Low lava fountains were erupting from a nearly continuous 3km portion of the series of fissures that have opened up in the ground, scientists said yesterday. The fountains were feeding lava flows along channels down to the coast. The easternmost channel split, creating three ocean entries on Thursday.
Since the eruption began on May 3, Hawaii County has ordered about 2000 people to evacuate from Leilani Estates and surrounding neighbourhoods.
Hawaii officials have said they may need to evacuate a thousand more people if lava crosses key highways and isolates communities in the mostly rural part of the island where the Kilauea volcano is erupting.
A blocked highway would cut people off from the only route to grocery stores, schools and hospitals.
The US Marine Corps said yesterday that it has sent two CH-53E Super Stallion helicopters from a base near Honolulu to help if more evacuations become necessary. Each helicopter can carry 50 passengers.

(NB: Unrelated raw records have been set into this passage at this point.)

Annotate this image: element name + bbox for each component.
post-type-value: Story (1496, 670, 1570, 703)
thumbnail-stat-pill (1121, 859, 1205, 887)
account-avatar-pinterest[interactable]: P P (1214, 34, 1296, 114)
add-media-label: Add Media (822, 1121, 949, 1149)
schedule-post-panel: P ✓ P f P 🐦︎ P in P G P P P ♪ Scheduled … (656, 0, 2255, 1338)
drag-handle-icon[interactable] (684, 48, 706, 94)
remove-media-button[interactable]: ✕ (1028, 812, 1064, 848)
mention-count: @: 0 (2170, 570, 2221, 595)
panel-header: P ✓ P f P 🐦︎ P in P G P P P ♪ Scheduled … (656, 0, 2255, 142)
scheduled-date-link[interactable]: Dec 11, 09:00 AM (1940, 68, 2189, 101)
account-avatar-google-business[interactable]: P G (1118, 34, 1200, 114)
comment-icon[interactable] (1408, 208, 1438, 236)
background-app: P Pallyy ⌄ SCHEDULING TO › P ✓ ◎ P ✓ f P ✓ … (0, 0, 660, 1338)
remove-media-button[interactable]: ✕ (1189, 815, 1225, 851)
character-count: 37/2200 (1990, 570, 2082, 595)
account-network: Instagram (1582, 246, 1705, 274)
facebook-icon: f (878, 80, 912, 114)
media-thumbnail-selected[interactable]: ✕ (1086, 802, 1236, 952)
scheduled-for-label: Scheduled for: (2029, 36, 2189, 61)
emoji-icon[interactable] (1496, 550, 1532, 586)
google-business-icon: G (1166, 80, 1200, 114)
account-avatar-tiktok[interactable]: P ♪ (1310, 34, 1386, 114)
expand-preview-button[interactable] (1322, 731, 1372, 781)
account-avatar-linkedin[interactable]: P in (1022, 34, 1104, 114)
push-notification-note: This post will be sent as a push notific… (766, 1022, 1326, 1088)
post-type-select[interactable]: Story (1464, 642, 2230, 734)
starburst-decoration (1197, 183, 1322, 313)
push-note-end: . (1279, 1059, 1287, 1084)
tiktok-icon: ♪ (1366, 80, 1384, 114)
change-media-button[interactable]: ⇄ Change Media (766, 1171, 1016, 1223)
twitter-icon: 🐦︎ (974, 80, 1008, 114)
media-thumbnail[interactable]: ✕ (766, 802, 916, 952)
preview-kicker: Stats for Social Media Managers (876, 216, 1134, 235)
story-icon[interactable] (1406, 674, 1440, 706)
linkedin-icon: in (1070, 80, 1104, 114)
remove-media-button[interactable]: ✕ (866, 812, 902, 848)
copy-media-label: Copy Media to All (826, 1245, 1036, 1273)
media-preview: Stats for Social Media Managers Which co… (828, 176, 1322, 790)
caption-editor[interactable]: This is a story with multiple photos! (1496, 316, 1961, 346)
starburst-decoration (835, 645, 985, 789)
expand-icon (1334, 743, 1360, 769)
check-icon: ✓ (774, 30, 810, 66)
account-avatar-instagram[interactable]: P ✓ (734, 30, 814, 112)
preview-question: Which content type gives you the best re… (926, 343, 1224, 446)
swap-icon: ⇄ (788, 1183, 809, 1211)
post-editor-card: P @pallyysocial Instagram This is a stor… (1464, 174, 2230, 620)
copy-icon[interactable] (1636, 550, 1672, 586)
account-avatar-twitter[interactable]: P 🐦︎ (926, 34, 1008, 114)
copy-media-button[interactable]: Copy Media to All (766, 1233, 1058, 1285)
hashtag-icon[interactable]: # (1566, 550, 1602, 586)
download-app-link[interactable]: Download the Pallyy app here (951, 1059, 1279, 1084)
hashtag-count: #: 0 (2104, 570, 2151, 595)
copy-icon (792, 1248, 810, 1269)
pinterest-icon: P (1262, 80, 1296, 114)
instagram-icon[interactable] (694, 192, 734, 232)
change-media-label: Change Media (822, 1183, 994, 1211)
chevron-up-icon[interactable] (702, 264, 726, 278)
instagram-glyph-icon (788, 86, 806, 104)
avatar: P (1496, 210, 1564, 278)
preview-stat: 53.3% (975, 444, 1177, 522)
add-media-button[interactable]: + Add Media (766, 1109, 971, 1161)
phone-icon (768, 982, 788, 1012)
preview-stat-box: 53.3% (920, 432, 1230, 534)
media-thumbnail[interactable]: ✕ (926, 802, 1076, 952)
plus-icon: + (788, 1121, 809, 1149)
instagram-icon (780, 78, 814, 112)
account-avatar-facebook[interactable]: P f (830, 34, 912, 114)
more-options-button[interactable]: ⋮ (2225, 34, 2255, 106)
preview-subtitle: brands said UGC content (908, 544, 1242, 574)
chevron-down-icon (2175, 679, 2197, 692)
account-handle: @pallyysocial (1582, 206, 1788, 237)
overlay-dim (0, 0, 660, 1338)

The volcano has opened more than 20 vents in the ground that have released lava, sulfur dioxide and steam.
The lava has been pouring down the flank of the volcano and into the ocean kilometres away.
Lava has destroyed 50 buildings, including about two dozen homes. One person was seriously injured after being hit by a flying piece of lava.
There continue to be intermittent explosions at the summit that have been sending plumes of ash into the sky.